As a heavy user of Groovy/Spock, though, I agree that upgrading Groovy itself can be challenging, unfortunately. Really depends though on how many edgy Groovy features you relied on :).
Not always for sure.
We started JDK upgrades with 9 and went +1 every half year and Groovy was lacking with one of 10, 11, 12 or 13. It got so tiring that we had to let it go.
Fortunately our tests were mostly JUnit 5, so it wasn't much of work.
If you're upgrading every minor Java version, then yeah, I agree Groovy and most other dependencies that may not work on Java version changes off the bat (Lambok, probably Spring and other heavy frameworks like Micronaut and Quarkus, build tools like Gradle... many more) are going to slow you down. You end up with a very simple project if you remove all of that, which is actually a good thing if you can afford doing it.
Those are not minor versions, that's quite natural path and is supported by every lib we used, except groovy. And this is the encouraged path for JDK upgrades, people are lazy, but not us :)

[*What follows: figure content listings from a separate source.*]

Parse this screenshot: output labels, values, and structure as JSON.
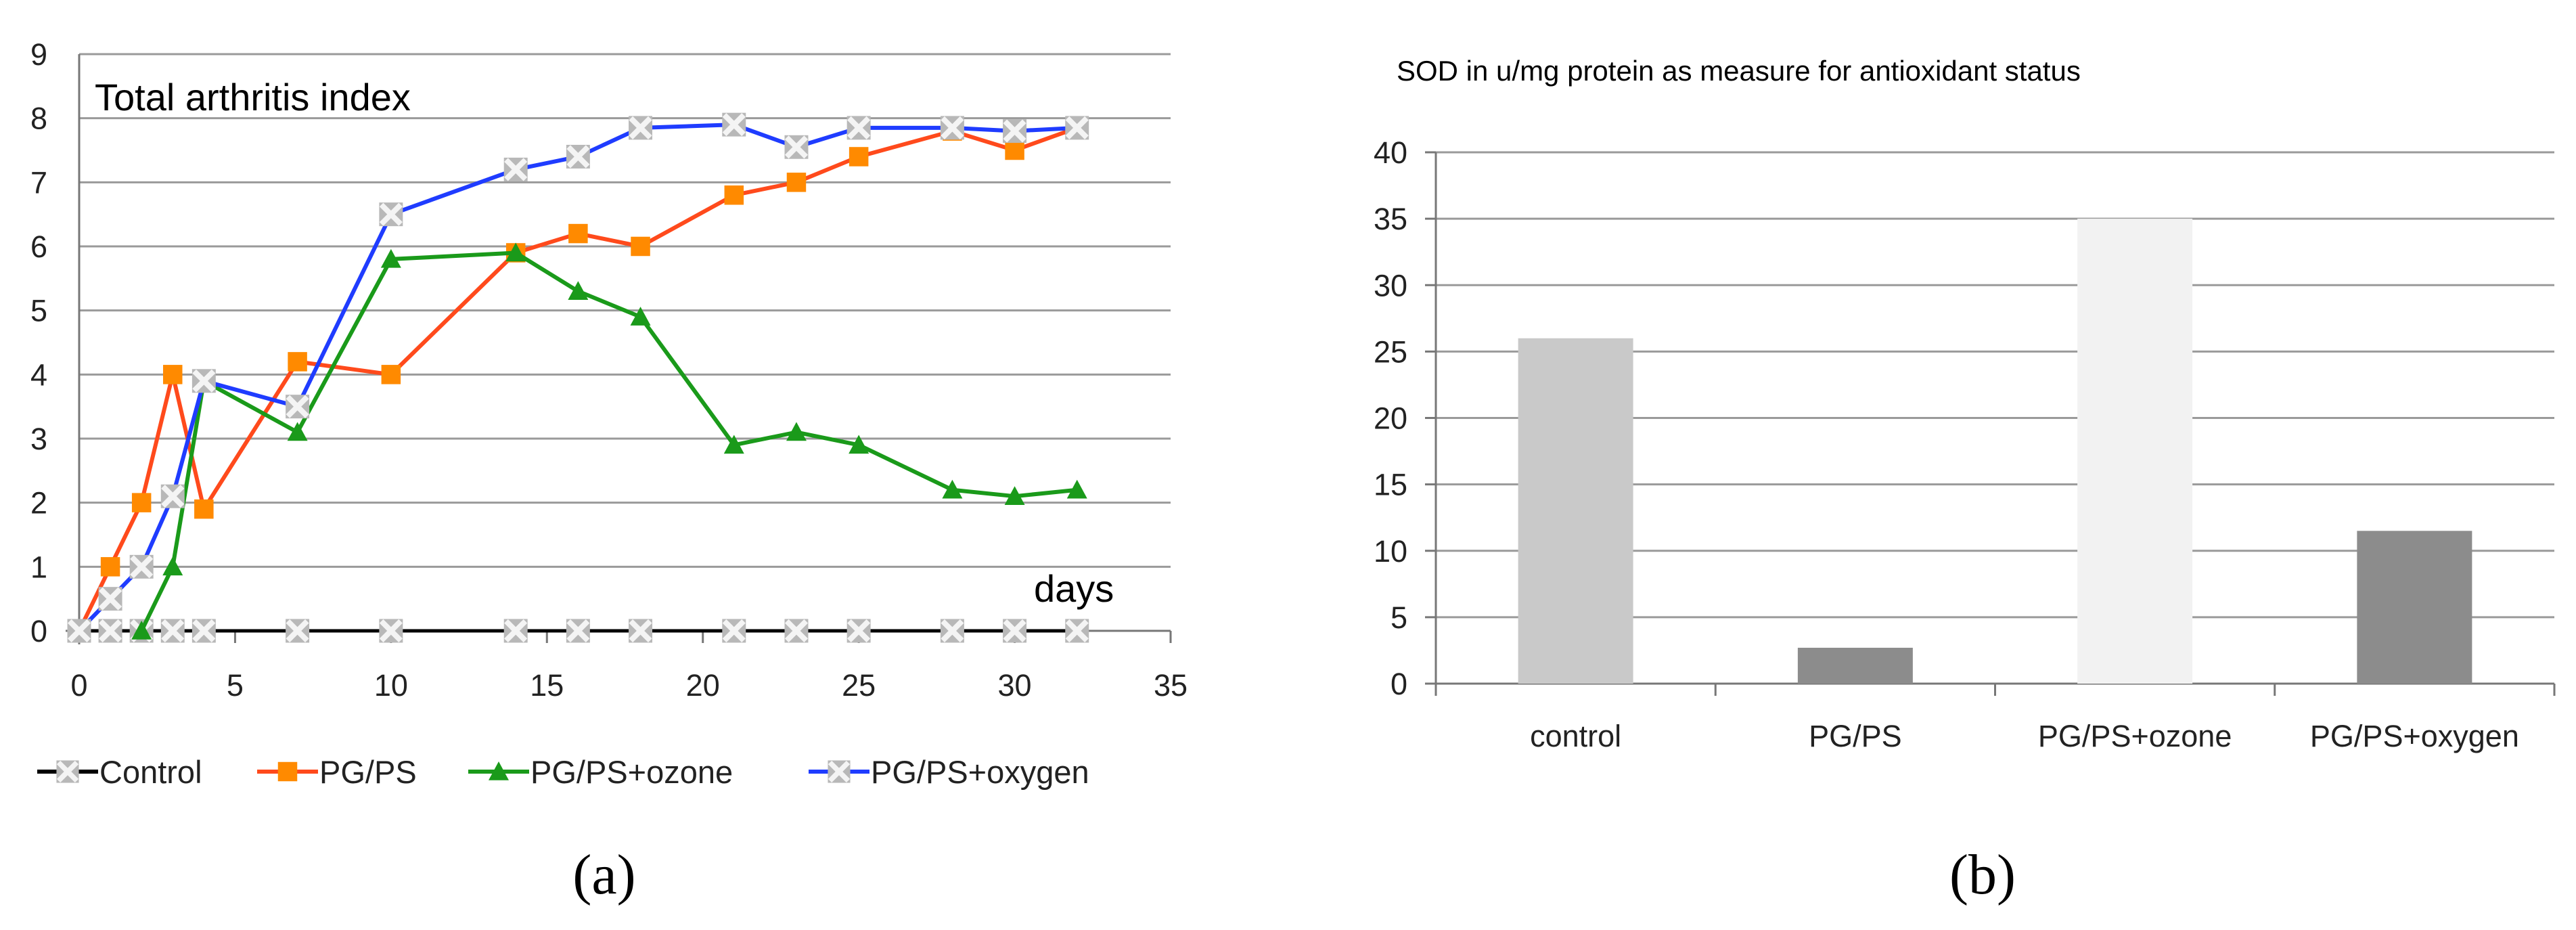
{
  "chart_data": [
    {
      "type": "line",
      "title": "Total arthritis index",
      "xlabel": "days",
      "ylabel": "",
      "xlim": [
        0,
        35
      ],
      "ylim": [
        0,
        9
      ],
      "xticks": [
        0,
        5,
        10,
        15,
        20,
        25,
        30,
        35
      ],
      "yticks": [
        0,
        1,
        2,
        3,
        4,
        5,
        6,
        7,
        8,
        9
      ],
      "grid": "horizontal",
      "legend_position": "bottom",
      "series": [
        {
          "name": "Control",
          "color": "#000000",
          "marker": "x-box",
          "marker_color": "#b8b8b8",
          "x": [
            0,
            1,
            2,
            3,
            4,
            7,
            10,
            14,
            16,
            18,
            21,
            23,
            25,
            28,
            30,
            32
          ],
          "y": [
            0,
            0,
            0,
            0,
            0,
            0,
            0,
            0,
            0,
            0,
            0,
            0,
            0,
            0,
            0,
            0
          ]
        },
        {
          "name": "PG/PS",
          "color": "#ff4a1c",
          "marker": "square",
          "marker_color": "#ff8a00",
          "x": [
            0,
            1,
            2,
            3,
            4,
            7,
            10,
            14,
            16,
            18,
            21,
            23,
            25,
            28,
            30,
            32
          ],
          "y": [
            0,
            1,
            2,
            4,
            1.9,
            4.2,
            4,
            5.9,
            6.2,
            6,
            6.8,
            7,
            7.4,
            7.8,
            7.5,
            7.85
          ]
        },
        {
          "name": "PG/PS+ozone",
          "color": "#1a9a1a",
          "marker": "triangle",
          "marker_color": "#1a9a1a",
          "x": [
            2,
            3,
            4,
            7,
            10,
            14,
            16,
            18,
            21,
            23,
            25,
            28,
            30,
            32
          ],
          "y": [
            0,
            1,
            3.9,
            3.1,
            5.8,
            5.9,
            5.3,
            4.9,
            2.9,
            3.1,
            2.9,
            2.2,
            2.1,
            2.2
          ]
        },
        {
          "name": "PG/PS+oxygen",
          "color": "#1f3cff",
          "marker": "x-box",
          "marker_color": "#b8b8b8",
          "x": [
            0,
            1,
            2,
            3,
            4,
            7,
            10,
            14,
            16,
            18,
            21,
            23,
            25,
            28,
            30,
            32
          ],
          "y": [
            0,
            0.5,
            1,
            2.1,
            3.9,
            3.5,
            6.5,
            7.2,
            7.4,
            7.85,
            7.9,
            7.55,
            7.85,
            7.85,
            7.8,
            7.85
          ]
        }
      ]
    },
    {
      "type": "bar",
      "title": "SOD in u/mg protein as  measure for antioxidant status",
      "xlabel": "",
      "ylabel": "",
      "ylim": [
        0,
        40
      ],
      "yticks": [
        0,
        5,
        10,
        15,
        20,
        25,
        30,
        35,
        40
      ],
      "grid": "horizontal",
      "categories": [
        "control",
        "PG/PS",
        "PG/PS+ozone",
        "PG/PS+oxygen"
      ],
      "values": [
        26,
        2.7,
        35,
        11.5
      ],
      "colors": [
        "#c9c9c9",
        "#8c8c8c",
        "#f2f2f2",
        "#8c8c8c"
      ]
    }
  ],
  "panels": {
    "a": "(a)",
    "b": "(b)"
  }
}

Spring supports new JDK release ("minor version" like you called them, those between 11 and 17 and 21) before release. The only exception was with JDK 13, there was about 2 week slip there.
Lombok (I don't like it) supports every such version at release (not before unfortunately).
Other libs didn't even error out (we keep them at newest versions possible, aside from Jakarta madness).
So from the major libs/frameworks, the only thing that slowed us down was groovy.
I see your point... I've never upgraded to the non-LTS Java versions (almost no one is doing it - as you can see in any survey about it - which in itself is enough for me not to be the "brave" one doing it!) so I don't know how much pain that would've been.
To me that just shows that Groovy could do with a bit more attention as I find it to be a great language, specially with Spock... it has made our tests so much nicer. It does have some warts but those are mostly a result of the lack of attention it receives, unfortunately, not some fundamental issues with the language.
It is a bit brave to upgrade every 6 releases or every 4, I prefer to have smaller issues more often than big ones rarely.
But I get that most of the time the issues is with dependencies that upgrade to lazily (that's why I don't like those that are bytecode magic and don't use ASM).
One year ago, Gpars already supported Virtual Threads: https://groovy.apache.org/blog/gpars-meets-virtual-threads
As a heavy user of Groovy/Spock, though, I agree that upgrading Groovy itself can be challenging, unfortunately. Really depends though on how many edgy Groovy features you relied on :).